Armistead did express her wishes for certain traditions and organizations to continue, such as the annual paddle out hosted by the university’s surf team and Blunite, an organization created after the tragedy which works to promote solidarity and hope within Isla Vista and the surrounding community.

While the Isla Vista shooting has become less prominent over time, the issue of gun control and gun violence has remained strongly relevant. According to Armistead, advocacy work surrounding the issue is one of the political emphases for students this year. Political activism is also seen as one of the ways the community has been able to heal and move forward over the past four years.
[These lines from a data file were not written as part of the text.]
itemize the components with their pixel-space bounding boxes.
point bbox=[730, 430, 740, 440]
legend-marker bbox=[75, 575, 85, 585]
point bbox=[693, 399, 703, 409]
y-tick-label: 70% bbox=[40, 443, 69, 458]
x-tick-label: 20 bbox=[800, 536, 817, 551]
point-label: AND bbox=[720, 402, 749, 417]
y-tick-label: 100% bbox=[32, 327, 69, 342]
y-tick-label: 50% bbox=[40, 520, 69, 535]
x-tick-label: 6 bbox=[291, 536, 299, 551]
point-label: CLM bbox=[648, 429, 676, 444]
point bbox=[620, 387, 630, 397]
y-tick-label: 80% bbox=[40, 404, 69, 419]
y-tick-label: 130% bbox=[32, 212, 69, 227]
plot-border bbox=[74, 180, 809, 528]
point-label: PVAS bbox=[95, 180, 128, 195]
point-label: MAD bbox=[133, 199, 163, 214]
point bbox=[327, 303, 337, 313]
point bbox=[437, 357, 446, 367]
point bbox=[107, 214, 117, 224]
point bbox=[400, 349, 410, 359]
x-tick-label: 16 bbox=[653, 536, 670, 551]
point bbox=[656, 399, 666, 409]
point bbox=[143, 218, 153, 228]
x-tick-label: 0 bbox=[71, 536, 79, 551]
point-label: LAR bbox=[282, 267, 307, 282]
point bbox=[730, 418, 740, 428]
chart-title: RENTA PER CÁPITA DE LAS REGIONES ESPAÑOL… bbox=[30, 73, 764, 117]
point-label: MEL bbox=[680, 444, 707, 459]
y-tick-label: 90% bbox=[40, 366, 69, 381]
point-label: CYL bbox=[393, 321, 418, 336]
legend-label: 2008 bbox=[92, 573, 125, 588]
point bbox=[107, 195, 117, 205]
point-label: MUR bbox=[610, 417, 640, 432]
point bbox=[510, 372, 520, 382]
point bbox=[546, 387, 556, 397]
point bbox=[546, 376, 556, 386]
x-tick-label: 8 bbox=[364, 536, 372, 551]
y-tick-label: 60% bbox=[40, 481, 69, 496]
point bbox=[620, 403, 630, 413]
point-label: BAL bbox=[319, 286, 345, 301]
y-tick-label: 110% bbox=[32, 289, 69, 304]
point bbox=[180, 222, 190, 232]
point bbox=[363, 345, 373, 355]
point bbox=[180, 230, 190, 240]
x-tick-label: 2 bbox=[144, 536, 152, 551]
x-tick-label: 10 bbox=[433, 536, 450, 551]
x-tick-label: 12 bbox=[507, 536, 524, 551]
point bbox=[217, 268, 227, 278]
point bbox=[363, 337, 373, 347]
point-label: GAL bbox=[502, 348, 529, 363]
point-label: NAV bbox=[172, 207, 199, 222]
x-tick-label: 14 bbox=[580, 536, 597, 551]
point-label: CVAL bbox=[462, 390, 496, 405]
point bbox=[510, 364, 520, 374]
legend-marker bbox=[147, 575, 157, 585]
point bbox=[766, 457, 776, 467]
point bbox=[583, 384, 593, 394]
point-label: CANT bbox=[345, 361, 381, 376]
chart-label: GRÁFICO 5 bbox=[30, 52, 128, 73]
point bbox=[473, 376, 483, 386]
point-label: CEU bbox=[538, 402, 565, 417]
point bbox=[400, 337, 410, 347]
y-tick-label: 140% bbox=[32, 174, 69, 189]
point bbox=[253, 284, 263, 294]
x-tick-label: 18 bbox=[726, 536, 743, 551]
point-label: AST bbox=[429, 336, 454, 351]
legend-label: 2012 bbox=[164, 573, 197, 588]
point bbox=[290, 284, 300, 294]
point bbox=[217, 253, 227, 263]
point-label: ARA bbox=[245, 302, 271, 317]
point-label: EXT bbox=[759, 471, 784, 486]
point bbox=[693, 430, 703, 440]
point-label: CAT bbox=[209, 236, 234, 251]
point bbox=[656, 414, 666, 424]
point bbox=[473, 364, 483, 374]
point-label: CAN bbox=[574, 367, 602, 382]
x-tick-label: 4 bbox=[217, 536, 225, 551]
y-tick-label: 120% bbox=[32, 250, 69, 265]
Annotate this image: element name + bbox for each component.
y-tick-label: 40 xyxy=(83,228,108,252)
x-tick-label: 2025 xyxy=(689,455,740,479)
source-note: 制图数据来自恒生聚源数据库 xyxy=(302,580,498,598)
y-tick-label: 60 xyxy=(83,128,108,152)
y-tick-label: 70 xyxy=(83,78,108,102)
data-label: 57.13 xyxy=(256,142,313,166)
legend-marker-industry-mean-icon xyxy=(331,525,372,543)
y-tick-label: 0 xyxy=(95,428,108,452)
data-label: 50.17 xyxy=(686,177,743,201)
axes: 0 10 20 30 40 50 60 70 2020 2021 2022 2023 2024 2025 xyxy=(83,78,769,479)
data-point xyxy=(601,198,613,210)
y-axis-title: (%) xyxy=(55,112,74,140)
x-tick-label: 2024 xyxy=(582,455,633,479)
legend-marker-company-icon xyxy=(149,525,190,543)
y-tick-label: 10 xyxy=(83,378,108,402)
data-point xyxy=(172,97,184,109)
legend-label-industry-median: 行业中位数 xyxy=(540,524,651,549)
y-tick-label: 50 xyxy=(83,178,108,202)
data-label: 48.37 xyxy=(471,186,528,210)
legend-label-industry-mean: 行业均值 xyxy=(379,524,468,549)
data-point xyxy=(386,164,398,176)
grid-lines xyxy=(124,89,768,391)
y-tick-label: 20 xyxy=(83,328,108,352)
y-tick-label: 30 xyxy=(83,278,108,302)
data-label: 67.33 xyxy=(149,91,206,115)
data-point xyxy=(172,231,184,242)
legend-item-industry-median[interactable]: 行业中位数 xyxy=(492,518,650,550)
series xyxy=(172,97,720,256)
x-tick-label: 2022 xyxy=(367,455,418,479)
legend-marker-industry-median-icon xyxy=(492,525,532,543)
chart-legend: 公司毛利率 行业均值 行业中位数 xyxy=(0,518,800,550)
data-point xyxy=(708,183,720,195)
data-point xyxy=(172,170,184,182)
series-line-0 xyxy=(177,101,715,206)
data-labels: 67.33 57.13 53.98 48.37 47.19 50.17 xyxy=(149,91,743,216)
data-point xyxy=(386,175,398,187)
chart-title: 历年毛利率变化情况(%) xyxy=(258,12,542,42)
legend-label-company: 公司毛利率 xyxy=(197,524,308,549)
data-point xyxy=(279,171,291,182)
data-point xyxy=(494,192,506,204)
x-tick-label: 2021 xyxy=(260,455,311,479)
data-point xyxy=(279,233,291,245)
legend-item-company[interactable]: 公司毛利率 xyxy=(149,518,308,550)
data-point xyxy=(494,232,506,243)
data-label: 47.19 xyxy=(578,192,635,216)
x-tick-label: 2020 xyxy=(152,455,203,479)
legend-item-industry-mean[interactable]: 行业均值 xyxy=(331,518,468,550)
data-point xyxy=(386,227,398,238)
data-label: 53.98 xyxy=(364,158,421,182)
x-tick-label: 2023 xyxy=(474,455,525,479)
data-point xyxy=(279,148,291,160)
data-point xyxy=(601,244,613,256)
“I can say that being able to pass legislation and feeling like that is something in your grasp makes people feel like they have agency,” said Monte-Angel Richardson, UCSB alumna and a graduate student at the University of Michigan studying the impact of the Isla Vista tragedy on the community’s growth.

While political work has been integral for the community’s growth after the tragedy, other social campaigns such as the “I [Heart] UCSB” pledge and an emphasis on keeping events exclusively to locals have also played a large role in fundamentally changing campus and local culture.

“After the tragedy and things that were happening that year, students really understood this is our community and we need to take care of our community,” Armistead said. “That sentiment became stronger than I had ever seen it after that year. I think it still continues because the culture has been forever affected and changed.”

With the university is oving on from the incident, memorializing has now evolved to be more inclusive to all the students UCSB has lost, not just to the shooting. According to Armistead, it’s a welcome change as the school continues its trajectory of growth out of the tragic event.

“I like that we’re moving towards inclusivity and thinking about all students,” Armistead said. “There’s something nice about the sense of us moving forward and thinking about how we can take care of all our students while still keeping tradition.”